Portanto, que devemos orar pelos milagres que queremos ver realizados, não há dúvida. Tão mais sincera será a nossa comunhão com Deus através da oração, quanto mais nos abrirmos e nos derramarmos na presença dele, verbalizando os nossos mais profundos anseios e desejos. A vida de oração de Jesus e dos salmistas são exemplos dignos de serem imitados.
Posto o princípio, devemos ainda nos deter em algumas observações de particularidades que podem enriquecer a nossa compreensão e uso correto da oração. Lembremos da oração do Pai Nosso. Ela é o padrão que deve balizar as nossas orações, mesmo não fazendo uso das suas palavras. Ela contém quatro pedidos: dá-nos o pão nosso de cada dia; perdoa as nossas dívidas; não nos deixes cair em tentação; e livra-nos do mal. Pode-se dizer que o Pai Nosso não pede por nenhum milagre ‘extraordinário’ ou específico a uma circunstância. Há tão somente o pedido por milagres que poderíamos chamar de rotineiros, pois precisamos deles todos os dias. Creio que há uma preciosidade a destacar aqui: não estaremos enfatizando em demasia o pedir por milagres extraordinários e relegando ao esquecimento o pedir pelas intervenções de Deus que carecemos em bases constantes? O que é mais importante: um emprego, uma cura, uma benção material ou ter o pão nosso de cada dia, o perdão dos nossos pecados, o não cair em tentação e o ser livre do mal? As prioridades do nosso coração determinam as palavras da nossa oração.

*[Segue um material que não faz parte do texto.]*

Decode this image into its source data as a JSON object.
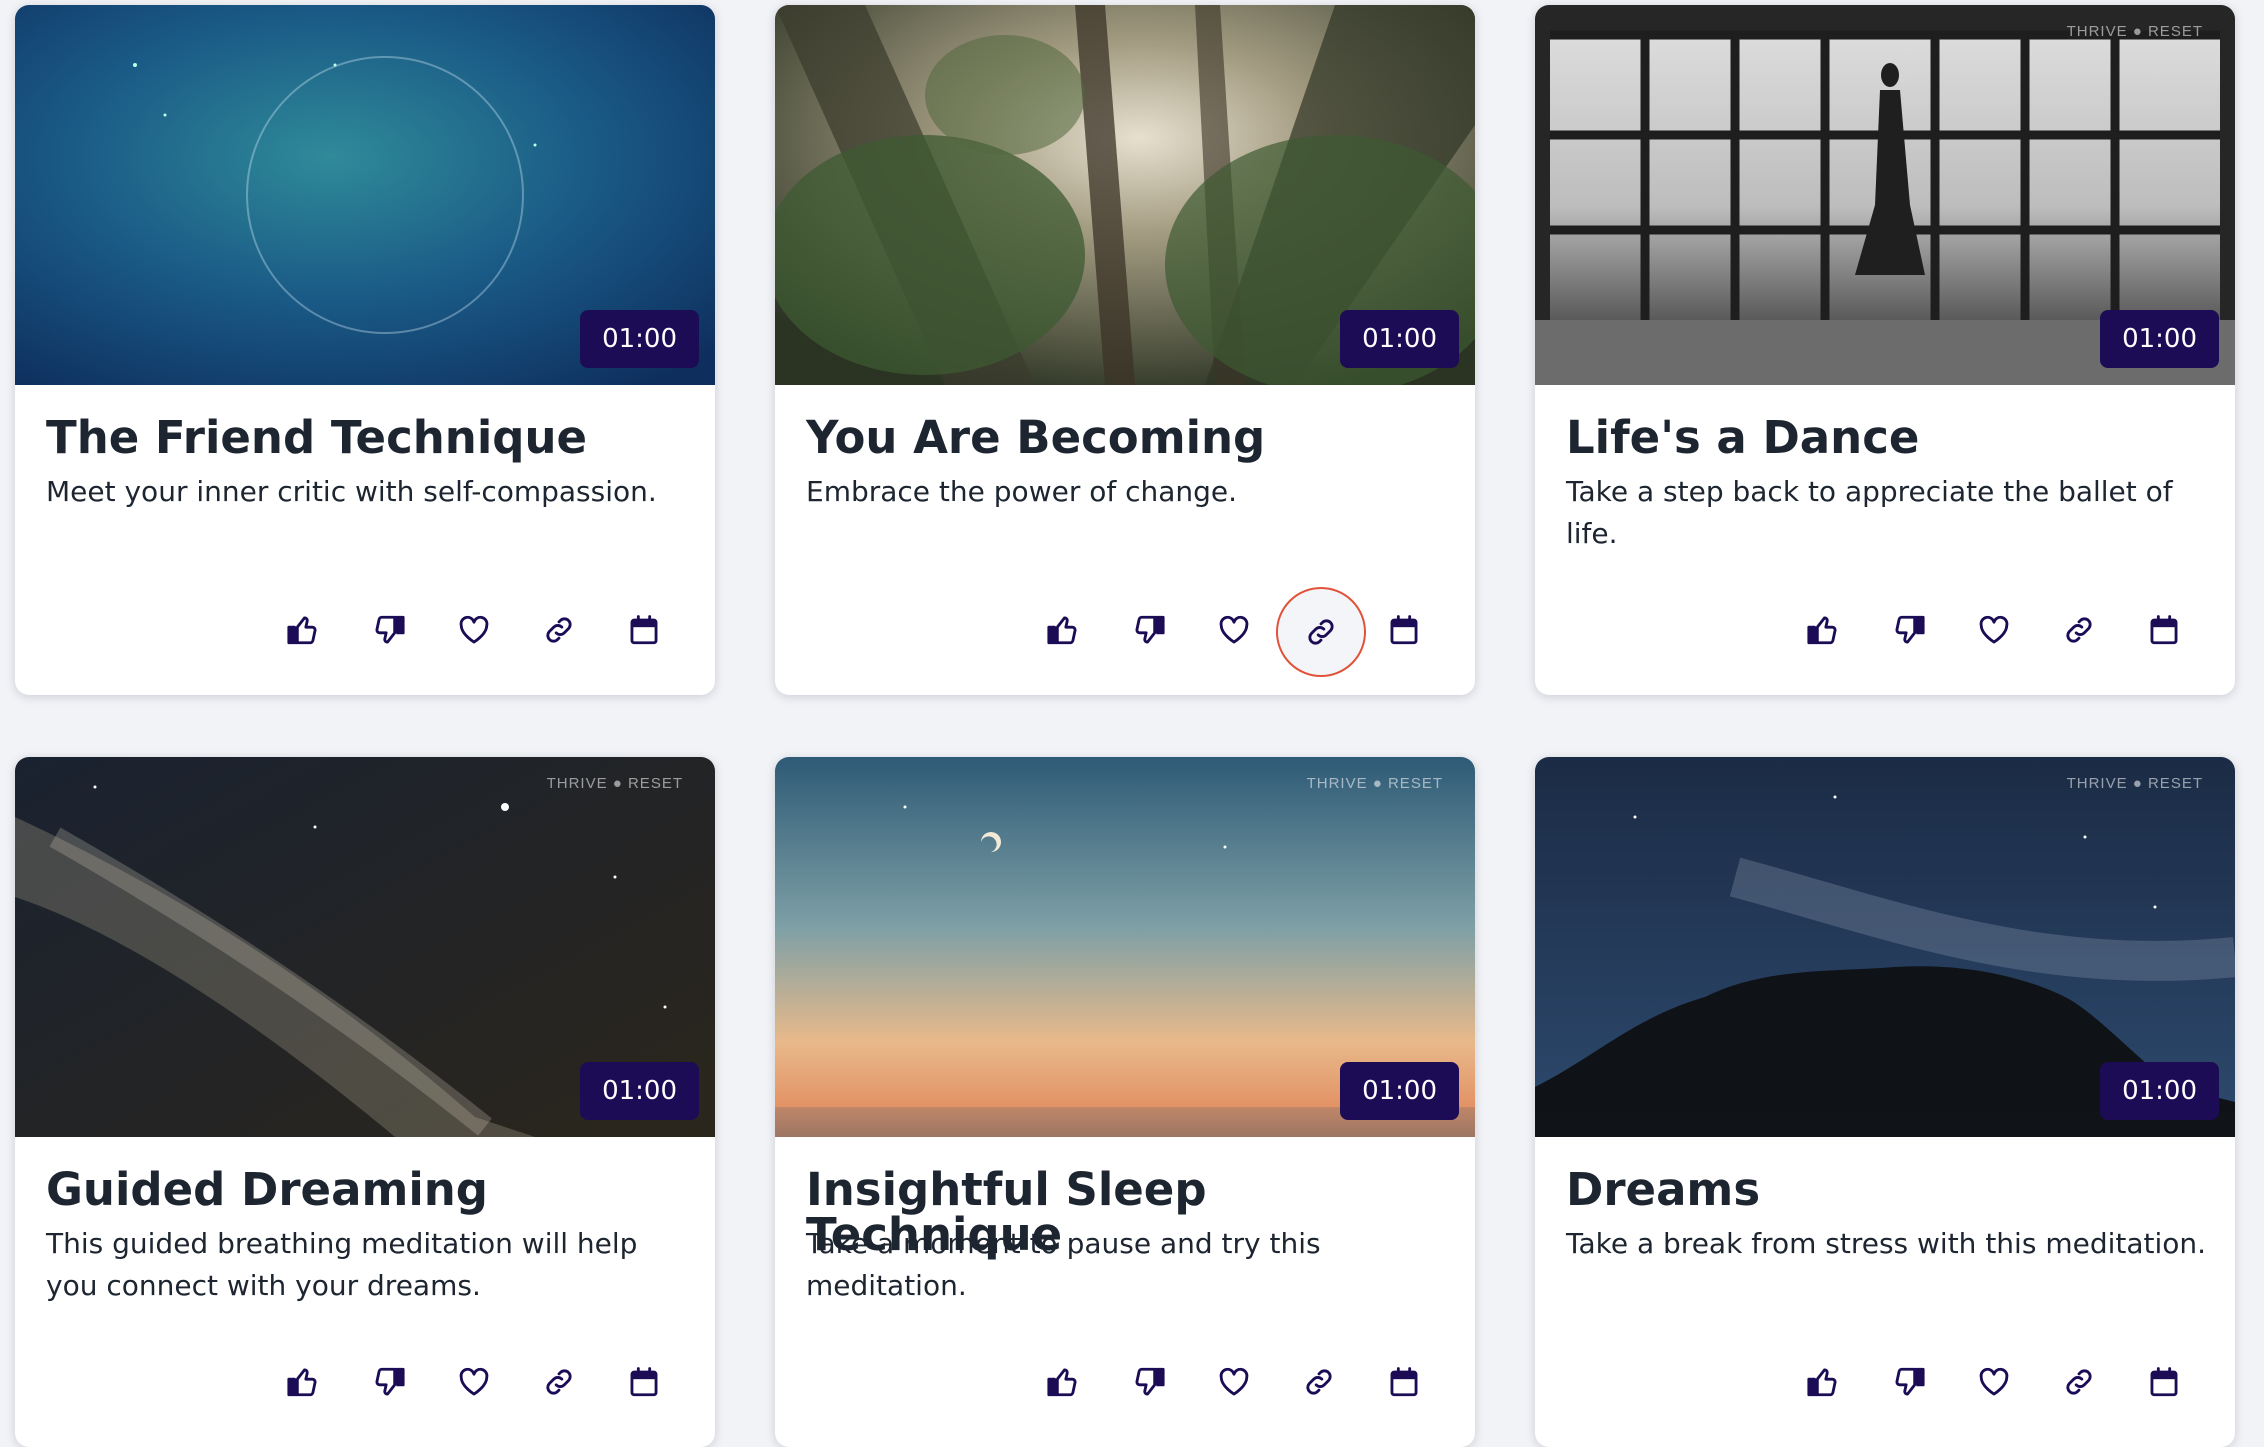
{
  "cards": [
    {
      "title": "The Friend Technique",
      "description": "Meet your inner critic with self-compassion.",
      "duration": "01:00",
      "watermark": ""
    },
    {
      "title": "You Are Becoming",
      "description": "Embrace the power of change.",
      "duration": "01:00",
      "watermark": ""
    },
    {
      "title": "Life's a Dance",
      "description": "Take a step back to appreciate the ballet of life.",
      "duration": "01:00",
      "watermark": "THRIVE ● RESET"
    },
    {
      "title": "Guided Dreaming",
      "description": "This guided breathing meditation will help you connect with your dreams.",
      "duration": "01:00",
      "watermark": "THRIVE ● RESET"
    },
    {
      "title": "Insightful Sleep Technique",
      "description": "Take a moment to pause and try this meditation.",
      "duration": "01:00",
      "watermark": "THRIVE ● RESET"
    },
    {
      "title": "Dreams",
      "description": "Take a break from stress with this meditation.",
      "duration": "01:00",
      "watermark": "THRIVE ● RESET"
    }
  ],
  "actions": [
    "thumbs-up-icon",
    "thumbs-down-icon",
    "heart-icon",
    "link-icon",
    "calendar-icon"
  ],
  "colors": {
    "accent": "#1c0c55",
    "icon": "#1c0c55",
    "highlight_ring": "#e2513a",
    "text": "#1d2530"
  }
}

A segunda particularidade a observar é quanto à intervenção suplicada e negada. Dois exemplos dramáticos a tal respeito compuseram o texto bíblico lido no início. Jesus suplicou “afasta de mim este cálice” e sua oração não foi atendida. Paulo orou pedindo pelo livramento do seu “espinho na carne” e a resposta que ouviu foi “Minha graça é suficiente para você, pois o meu poder se aperfeiçoa na fraqueza”. O que deve ficar para nós desses relatos é que o importante não é a ênfase nem a insistência na nossa suplica, mas sim a nossa determinação sincera de se submeter em absoluto ao “contudo, não seja como eu quero, mas sim como tu queres”.

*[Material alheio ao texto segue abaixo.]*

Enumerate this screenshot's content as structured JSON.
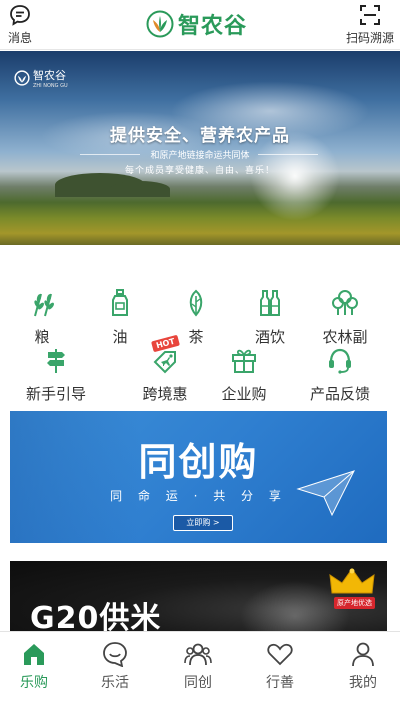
{
  "header": {
    "messages_label": "消息",
    "brand_name": "智农谷",
    "scan_label": "扫码溯源"
  },
  "hero": {
    "logo_text": "智农谷",
    "logo_sub": "ZHI NONG GU",
    "title": "提供安全、营养农产品",
    "subtitle": "和原产地链接命运共同体",
    "subtitle2": "每个成员享受健康、自由、喜乐！"
  },
  "categories": [
    {
      "label": "粮",
      "icon": "grain-icon"
    },
    {
      "label": "油",
      "icon": "oil-bottle-icon"
    },
    {
      "label": "茶",
      "icon": "tea-leaf-icon"
    },
    {
      "label": "酒饮",
      "icon": "bottles-icon"
    },
    {
      "label": "农林副",
      "icon": "trees-icon"
    },
    {
      "label": "新手引导",
      "icon": "signpost-icon"
    },
    {
      "label": "跨境惠",
      "icon": "airplane-tag-icon"
    },
    {
      "label": "企业购",
      "icon": "gift-box-icon"
    },
    {
      "label": "产品反馈",
      "icon": "headset-icon"
    }
  ],
  "hot_badge": "HOT",
  "banner_tongchuang": {
    "title": "同创购",
    "slogan": "同 命 运 · 共 分 享",
    "button": "立即购 >"
  },
  "banner_g20": {
    "title": "G20供米",
    "tag": "原产地优选"
  },
  "tabs": [
    {
      "label": "乐购",
      "icon": "home-icon",
      "active": true
    },
    {
      "label": "乐活",
      "icon": "chat-smile-icon",
      "active": false
    },
    {
      "label": "同创",
      "icon": "group-icon",
      "active": false
    },
    {
      "label": "行善",
      "icon": "heart-icon",
      "active": false
    },
    {
      "label": "我的",
      "icon": "user-icon",
      "active": false
    }
  ],
  "colors": {
    "brand_green": "#2a9a5a",
    "icon_green": "#3aa56a",
    "banner_blue": "#2f7fd0",
    "hot_red": "#e8453c"
  }
}
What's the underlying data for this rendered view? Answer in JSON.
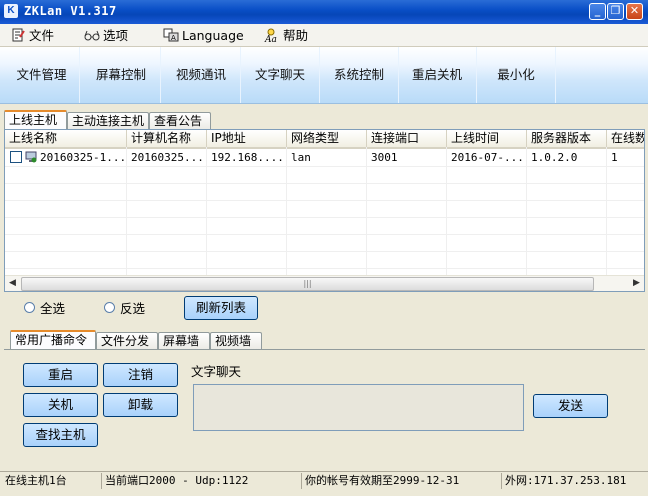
{
  "window": {
    "title": "ZKLan V1.317",
    "logo": "K"
  },
  "menus": [
    "文件",
    "选项",
    "Language",
    "帮助"
  ],
  "toolbar": [
    "文件管理",
    "屏幕控制",
    "视频通讯",
    "文字聊天",
    "系统控制",
    "重启关机",
    "最小化"
  ],
  "host_tabs": [
    "上线主机",
    "主动连接主机",
    "查看公告"
  ],
  "table": {
    "headers": [
      "上线名称",
      "计算机名称",
      "IP地址",
      "网络类型",
      "连接端口",
      "上线时间",
      "服务器版本",
      "在线数"
    ],
    "rows": [
      [
        "20160325-1...",
        "20160325...",
        "192.168....",
        "lan",
        "3001",
        "2016-07-...",
        "1.0.2.0",
        "1"
      ]
    ]
  },
  "select": {
    "all": "全选",
    "invert": "反选",
    "refresh": "刷新列表"
  },
  "cmd_tabs": [
    "常用广播命令",
    "文件分发",
    "屏幕墙",
    "视频墙"
  ],
  "commands": {
    "restart": "重启",
    "logout": "注销",
    "shutdown": "关机",
    "uninstall": "卸载",
    "find": "查找主机"
  },
  "chat": {
    "label": "文字聊天",
    "send": "发送"
  },
  "status": {
    "online": "在线主机1台",
    "port": "当前端口2000 - Udp:1122",
    "expiry": "你的帐号有效期至2999-12-31",
    "ip": "外网:171.37.253.181"
  },
  "colors": {
    "titlebar": "#0a4fc7",
    "active_tab_accent": "#e68b2c",
    "button": "#a9d2fb"
  }
}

Para finalizar, um último pensamento, em forma de dilema: qual seria a atitude espiritualmente mais correta: suplicar com veemência pelo milagre que queremos ver realizado ou simplesmente nada pedir e nos colocar em inteira passividade sob a vontade de Deus, como se diria no popular vivendo ‘ao Deus dará’?

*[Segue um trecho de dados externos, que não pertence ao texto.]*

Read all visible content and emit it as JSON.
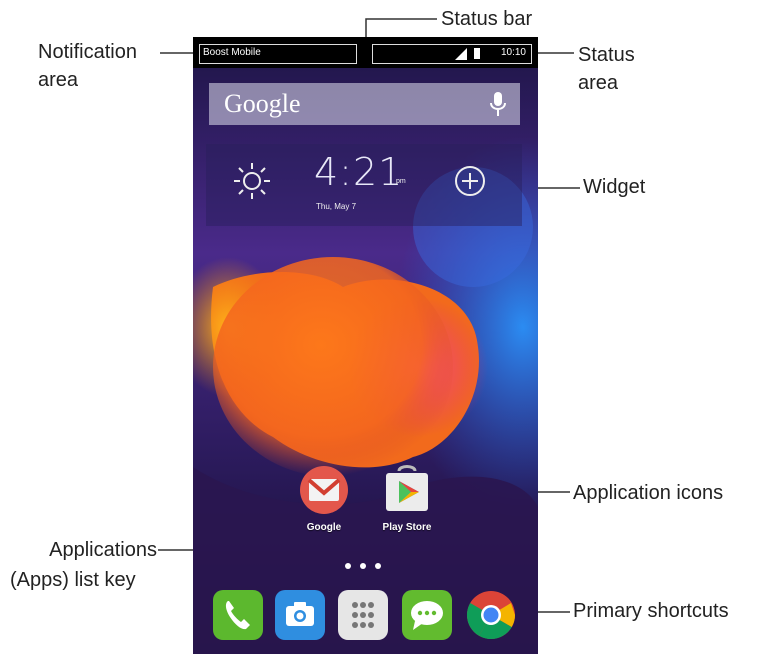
{
  "callouts": {
    "status_bar": "Status bar",
    "notification_area_line1": "Notification",
    "notification_area_line2": "area",
    "status_area_line1": "Status",
    "status_area_line2": "area",
    "widget": "Widget",
    "application_icons": "Application icons",
    "apps_key_line1": "Applications",
    "apps_key_line2": "(Apps) list key",
    "primary_shortcuts": "Primary shortcuts"
  },
  "phone": {
    "carrier": "Boost Mobile",
    "status_time": "10:10",
    "search": {
      "label": "Google",
      "icon": "microphone-icon"
    },
    "clock_widget": {
      "time": "4:21",
      "ampm": "pm",
      "date": "Thu, May 7",
      "weather_icon": "sun-icon",
      "add_icon": "plus-circle-icon"
    },
    "apps": [
      {
        "label": "Google",
        "icon": "gmail-icon"
      },
      {
        "label": "Play Store",
        "icon": "play-store-icon"
      }
    ],
    "dock": [
      {
        "icon": "phone-icon",
        "color": "#5cb82e"
      },
      {
        "icon": "camera-icon",
        "color": "#2f8ee0"
      },
      {
        "icon": "apps-grid-icon",
        "color": "#e6e6e6"
      },
      {
        "icon": "messaging-icon",
        "color": "#62bb2f"
      },
      {
        "icon": "chrome-icon",
        "color": "#db4437"
      }
    ]
  }
}
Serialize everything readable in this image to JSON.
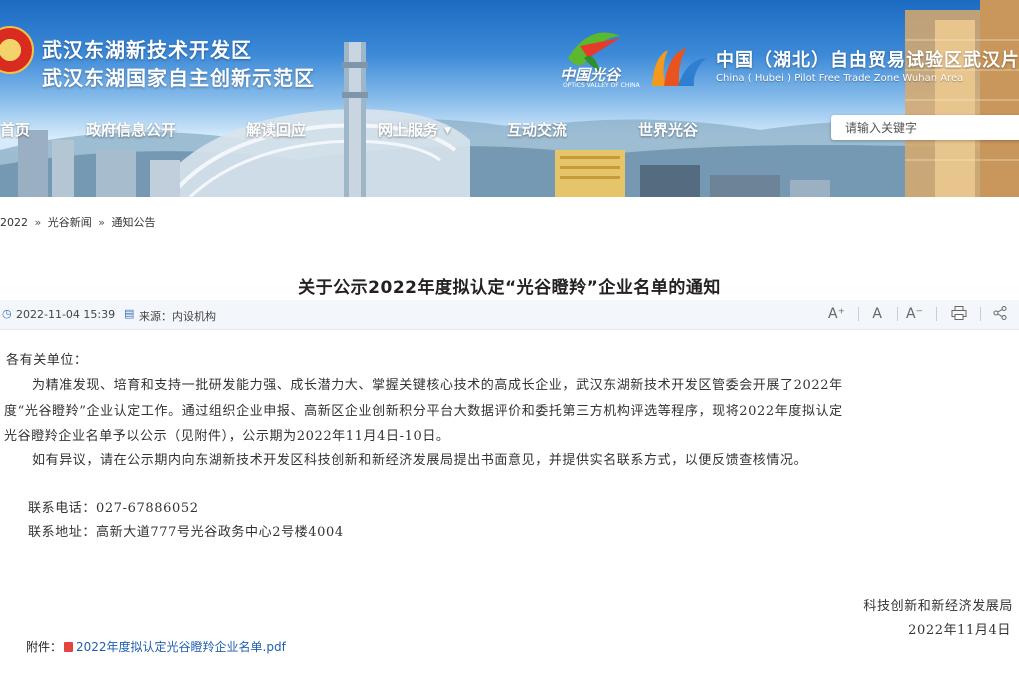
{
  "header": {
    "title_line1": "武汉东湖新技术开发区",
    "title_line2": "武汉东湖国家自主创新示范区",
    "ovc_logo_text": "中国光谷",
    "ovc_logo_en": "OPTICS VALLEY OF CHINA",
    "ftz_title": "中国（湖北）自由贸易试验区武汉片",
    "ftz_subtitle": "China ( Hubei ) Pilot Free Trade Zone Wuhan Area"
  },
  "nav": {
    "items": [
      "首页",
      "政府信息公开",
      "解读回应",
      "网上服务",
      "互动交流",
      "世界光谷"
    ]
  },
  "search": {
    "placeholder": "请输入关键字"
  },
  "breadcrumb": {
    "items": [
      "2022",
      "光谷新闻",
      "通知公告"
    ],
    "separator": "»"
  },
  "article": {
    "title": "关于公示2022年度拟认定“光谷瞪羚”企业名单的通知",
    "date": "2022-11-04 15:39",
    "source": "来源：内设机构",
    "tools": [
      "A⁺",
      "A",
      "A⁻",
      "print-icon",
      "share-icon"
    ],
    "greeting": "各有关单位：",
    "para1_line1": "为精准发现、培育和支持一批研发能力强、成长潜力大、掌握关键核心技术的高成长企业，武汉东湖新技术开发区管委会开展了2022年",
    "para1_line2": "度“光谷瞪羚”企业认定工作。通过组织企业申报、高新区企业创新积分平台大数据评价和委托第三方机构评选等程序，现将2022年度拟认定",
    "para1_line3": "光谷瞪羚企业名单予以公示（见附件），公示期为2022年11月4日-10日。",
    "para2": "如有异议，请在公示期内向东湖新技术开发区科技创新和新经济发展局提出书面意见，并提供实名联系方式，以便反馈查核情况。",
    "phone": "联系电话：027-67886052",
    "address": "联系地址：高新大道777号光谷政务中心2号楼4004",
    "signature": "科技创新和新经济发展局",
    "sign_date": "2022年11月4日",
    "attachment_label": "附件：",
    "attachment_file": "2022年度拟认定光谷瞪羚企业名单.pdf"
  },
  "colors": {
    "banner_sky": "#1c6bc2",
    "link": "#1f5fb0",
    "meta_bar": "#f3f6fa",
    "pdf_icon": "#e0463e"
  }
}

Bem, parece que esta é uma questão que fica no âmbito do juízo pessoal de cada fiel, já que temos exemplos e ensinos bíblicos para ambas as posturas. Pedir ou não pedir não é a questão. A questão é a sinceridade e a constância da nossa intimidade com Deus. Ao nos submeter por inteiro a Ele, pouco importará o que pedimos ou o que deixamos de pedir. A graça da sua companhia e do seu cuidado por nós é o maior e mais precioso milagre que podemos almejar.